Kauan desapareceu da casa da família, no Aero Rancho, no dia 25 de junho. O menino cuidava carros na região quando foi visto pela última vez. A família registrou boletim de ocorrência e as investigações foram realizadas pela Depca. Foram mais de 20 dias sem notícias até praticamente após um mês, em um sábado, 22 de julho, quando o caso foi esclarecido. O Deivid Almeida Lopes, suspeito de ser pedófilo foi preso na sexta-feira (21), no começo da tarde, pouco antes do início das buscas pelo corpo do menino.

Durante as investigações do desaparecimento, um adolescente de 14 anos acabou apreendido por envolvimento no crime. Ele relatou à polícia que atraiu Kauan na noite do dia 25 de junho para a casa. A criança teria falecido enquanto era violentada, pois estaria inconsciente.

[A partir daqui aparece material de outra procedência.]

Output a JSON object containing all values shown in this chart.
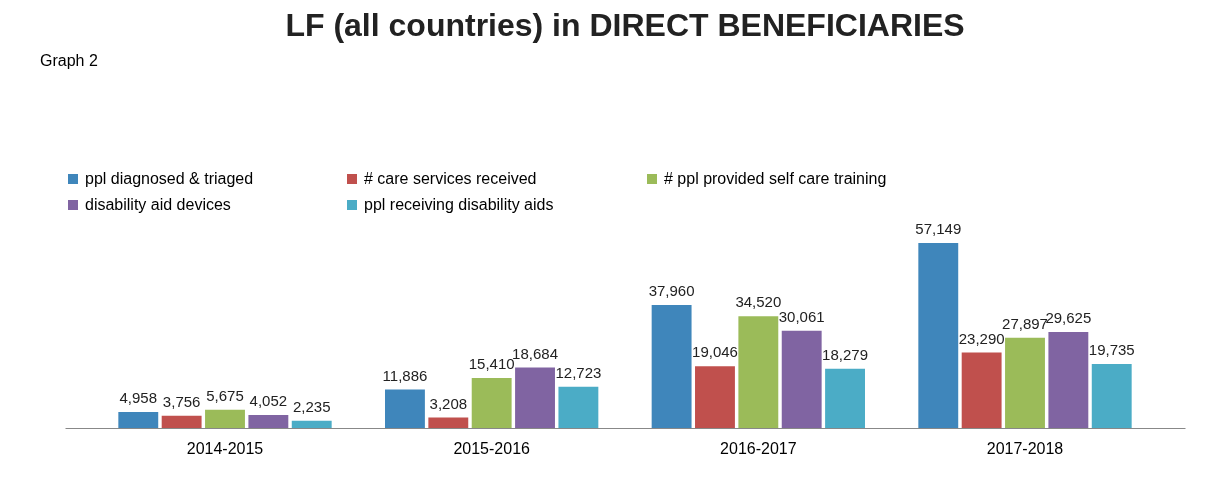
{
  "chart_data": {
    "type": "bar",
    "title": "LF (all countries) in DIRECT BENEFICIARIES",
    "annotations": [
      "Graph 2"
    ],
    "categories": [
      "2014-2015",
      "2015-2016",
      "2016-2017",
      "2017-2018"
    ],
    "series": [
      {
        "name": "ppl diagnosed & triaged",
        "color": "#3f86bb",
        "values": [
          4958,
          11886,
          37960,
          57149
        ],
        "value_labels": [
          "4,958",
          "11,886",
          "37,960",
          "57,149"
        ]
      },
      {
        "name": "# care services received",
        "color": "#c0504d",
        "values": [
          3756,
          3208,
          19046,
          23290
        ],
        "value_labels": [
          "3,756",
          "3,208",
          "19,046",
          "23,290"
        ]
      },
      {
        "name": "# ppl provided self care training",
        "color": "#9bbb59",
        "values": [
          5675,
          15410,
          34520,
          27897
        ],
        "value_labels": [
          "5,675",
          "15,410",
          "34,520",
          "27,897"
        ]
      },
      {
        "name": "disability aid devices",
        "color": "#8064a2",
        "values": [
          4052,
          18684,
          30061,
          29625
        ],
        "value_labels": [
          "4,052",
          "18,684",
          "30,061",
          "29,625"
        ]
      },
      {
        "name": "ppl receiving disability aids",
        "color": "#4bacc6",
        "values": [
          2235,
          12723,
          18279,
          19735
        ],
        "value_labels": [
          "2,235",
          "12,723",
          "18,279",
          "19,735"
        ]
      }
    ],
    "legend": "top",
    "grid": false,
    "tick_labels": "x"
  }
}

Mas, não se sabe ainda se desmaiado ou já sem vida, os suspeitos colocaram o corpo do menino em saco plástico e ‘desovaram’ no Córrego Anhanduí, por volta da 1 hora do dia 26 de junho.

Inquérito de um ‘psicopata’

De acordo com o delegado Paulo Sérgio Lauretto, o suspeito nega as acusações, mas com o depoimento do adolescente e os fatos já confirmados pela perícia, não há dúvidas de que a vítima era Kauan. Sobre o local onde o corpo foi deixado, segundo a autoridade policial, o adolescente apresentou contradição. Ele afirma que entrou no carro do suspeito, com o corpo no porta-malas, mas que não desceu do veículo para jogar o menino.

No último dia 15 de setembro, a Polícia Civil finalizou as investigações e enviou o inquérito ao MPE-MS sem os resultados de exames de DNA, que devem ser enviados posteriormente sem prejuízo ao andamento do processo. Um pedido de exame de DNA para o pai de Kauan, que está preso em São Paulo, foi feito e a amostra foi enviada para a Capital onde ainda passa por análise. O professor foi indiciado no dia 14 de setembro por estupro de vulnerável seguido de morte.

O delegado Lauretto deve pedir a conversão da prisão para preventiva, lembrando que o “professor” é um tipo de psicopata. “Durante o depoimento de Deivid, ele foi calculista e frio sempre pensando em cada resposta que seria dada a polícia. Ele continua negando o crime. Ainda teria dito durante o depoimento que Kauan não frequentava sua residência, assim, como outras crianças e adolescentes, mesmo diante de depoimentos e provas colidas no local”, disse.

Kauan teria sido esquartejado, possivelmente com um facão, que foi encontrado na residência do professor, por duas vezes, sendo colocado no porta-malas do carro do autor e levado até o Córrego Anhaduí. Mesmo com as buscas por toda a extensão do córrego Kauan nunca foi encontrado e com as investigações acredita-se que o professor voltou ao local, que estava marcado com uma pedra, esquartejou novamente o corpo do menino e o enterrou em outro local.

Novos casos

Para a polícia, o adolescente de 14 anos, que teria levado Kauan a caso do professor, contou que era estuprado desde os 10 anos. Com uma nova vítima, a polícia já investiga 10 casos de estupro de vulnerável contra o professor, todas vítimas vindas de famílias pobres.